Aller au contenu

Page:Yver Grand mere.djvu/87

La bibliothèque libre.
Le texte de cette page a été corrigé et est conforme au fac-similé.
81
CHRISTIAN

Il ne paraissait pas plus de vingt ans ; le bas du visage, les maxillaires étroits, le menton gardaient les rondeurs de l’adolescence. Un petit complet gris d’une allure américaine, serré à la taille par un seul bouton, laissait deviner sa minceur. Il avait déposé, sur le filet, une serviette de cuir blond. Sabine ne put retenir :

— Vous n’êtes pas pressé !

— Que la rame reparte ? Ah ! Dieu ! non.

Sabine rit bien franchement là-dessus comme une grande écolière qu’il la croit être. Il rit pareillement. Et les voilà plus rapprochés, plus mis en confiance par ce rire commun, que par toutes les présentations du monde. Face à face avec cet inconnu devant qui, pour avoir mêlé une seconde leurs deux gaîtés, ses secrets tombent d’eux-mêmes, Sabine se sent troublée pour la première fois de sa vie. Ah ! le pauvre Henri, comme il s’effondre devant cette figure de distinction masculine ! L’autre avait la robustesse du fer, la force musculaire du géant. Celui-ci possède l’élasticité de l’acier souple et flexible. Il y a comme une puissance immatérielle, quelque chose de spirituel, de fin qui émane de lui. Sabine n’a jamais rencontré un être pareil. Voilà l’aristocratie, le grand monde, la fleur de la société ; voilà cette classe qu’elle ne connaîtra jamais ! Et il lui prend un gros serrement de cœur, une affreuse envie de pleurer maintenant, à l’idée que c’est un coup de dé pour rien, une réunion fugitive qui ne se renouvellera pas, dont le souvenir finira même par s’estomper, par s’abolir tout à fait.
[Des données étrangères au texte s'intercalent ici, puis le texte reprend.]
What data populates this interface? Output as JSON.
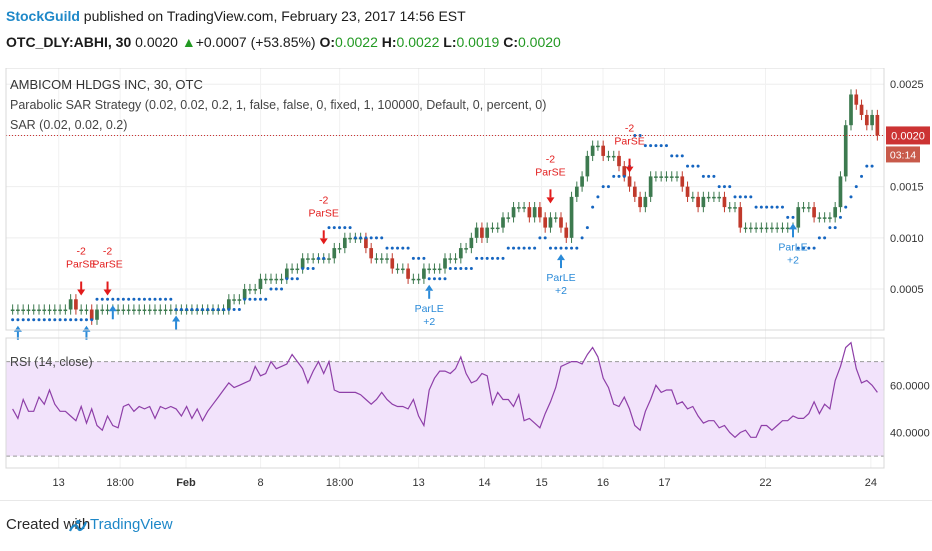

Et puis, la panne a pris fin. La rame repart. Sabine, au mouvement presque imperceptible des lèvres du jeune homme, sent qu’il va dire encore quelque chose. Oui, il va parler. Elle le devine… et il murmure en effet, très bas, avec un petit soupir charmant :

— J’aurais voulu que ça dure toujours !

Maintenant, elle voudrait bien ne pas descendre avant lui. Lui, ne pas s’éclipser avant elle. Il ne sait pas encore s’il a affaire à une jeune fille du monde, à une jeune fille facile, à une jeune bourgeoise farouche. La dernière chose qu’il imagine est que ce soit une fille du peuple très pure et très fière — ce qui demeure l’exacte vérité.